Bulk airflow measurements in a large naturally ventilated atrium in a mild climate

In recent years, concerns about global warming and greenhouse gas emissions have motivated designers to reduce building energy consumption through the implementation of passive solutions without compromising users’ thermal comfort. This evidence has stimulated a renewed interest in designers for the exploitation of natural ventilation as means of passive cooling solutions. The adoption of ventilative cooling is particularly suitable for large spaces (non-residential buildings) as a measure to reduce the HVAC system high cooling loads.
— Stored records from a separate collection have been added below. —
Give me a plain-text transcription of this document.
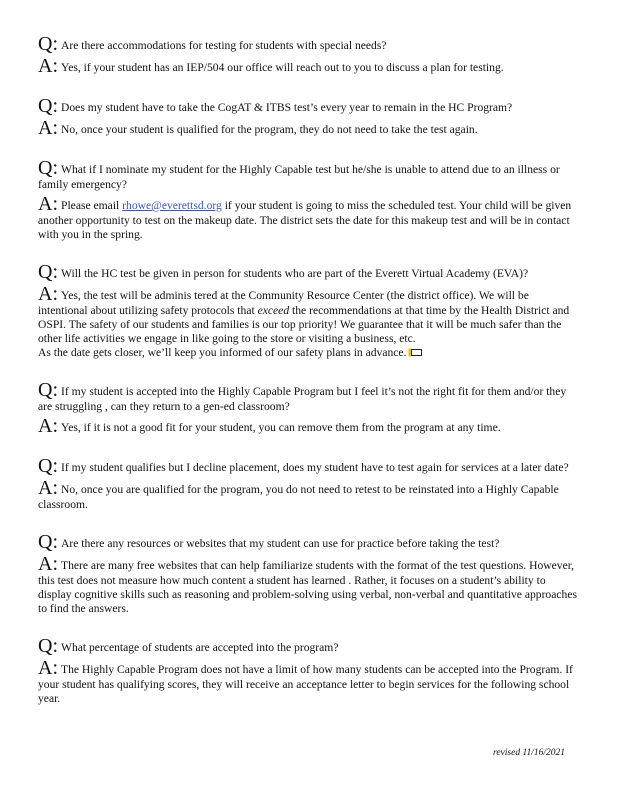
Q: Are there accommodations for testing for students with special needs?

A: Yes, if your student has an IEP/504 our office will reach out to you to discuss a plan for testing.

Q: Does my student have to take the CogAT & ITBS test’s every year to remain in the HC Program?

A: No, once your student is qualified for the program, they do not need to take the test again.

Q: What if I nominate my student for the Highly Capable test but he/she is unable to attend due to an illness or family emergency?

A: Please email rhowe@everettsd.org if your student is going to miss the scheduled test. Your child will be given another opportunity to test on the makeup date. The district sets the date for this makeup test and will be in contact with you in the spring.

Q: Will the HC test be given in person for students who are part of the Everett Virtual Academy (EVA)?

A: Yes, the test will be adminis tered at the Community Resource Center (the district office). We will be intentional about utilizing safety protocols that exceed the recommendations at that time by the Health District and OSPI. The safety of our students and families is our top priority! We guarantee that it will be much safer than the other life activities we engage in like going to the store or visiting a business, etc.

As the date gets closer, we’ll keep you informed of our safety plans in advance.

Q: If my student is accepted into the Highly Capable Program but I feel it’s not the right fit for them and/or they are struggling , can they return to a gen-ed classroom?

A: Yes, if it is not a good fit for your student, you can remove them from the program at any time.

Q: If my student qualifies but I decline placement, does my student have to test again for services at a later date?

A: No, once you are qualified for the program, you do not need to retest to be reinstated into a Highly Capable classroom.

Q: Are there any resources or websites that my student can use for practice before taking the test?

A: There are many free websites that can help familiarize students with the format of the test questions. However, this test does not measure how much content a student has learned . Rather, it focuses on a student’s ability to display cognitive skills such as reasoning and problem-solving using verbal, non-verbal and quantitative approaches to find the answers.

Q: What percentage of students are accepted into the program?

A: The Highly Capable Program does not have a limit of how many students can be accepted into the Program. If your student has qualifying scores, they will receive an acceptance letter to begin services for the following school year.

revised 11/16/2021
Due the inability to control and ensure a constant airflow rate through natural ventilation most of the times designers choice goes towards mixed-mode buildings. Mixed-mode buildings are designed in such a way that the HVAC system acts as backup to prevent uncomfortable conditions when natural ventilation is not sufficient to guarantee a comfortable environment. Unfortunately, information about the actual performance of mixed-mode buildings is difficult to obtain due the difficulties to set up measurements in naturally ventilated buildings that highly depend on building geometry and outdoor conditions (weather, pollution and noise). This limitation leads designers to follow a traditional design approach based on mechanical air conditioned systems. With the aim of reducing the lack of information about the actual performance of mixed-mode non-residential buildings, this paper presents a full-scale bulk air flow measurements for a large naturally ventilated atrium in a mild climate. The methodology and the results presented in this paper refers at the first step of a more complete and complex work which aims at assessing the performance of the large mixed-mode atrium. The general performance of the atrium are tested through a long term measurement campaign which is indeed ongoing. The final aim is to quantify the effect of ventilative night cooling in term of cooling energy reduction and indoor thermal environment.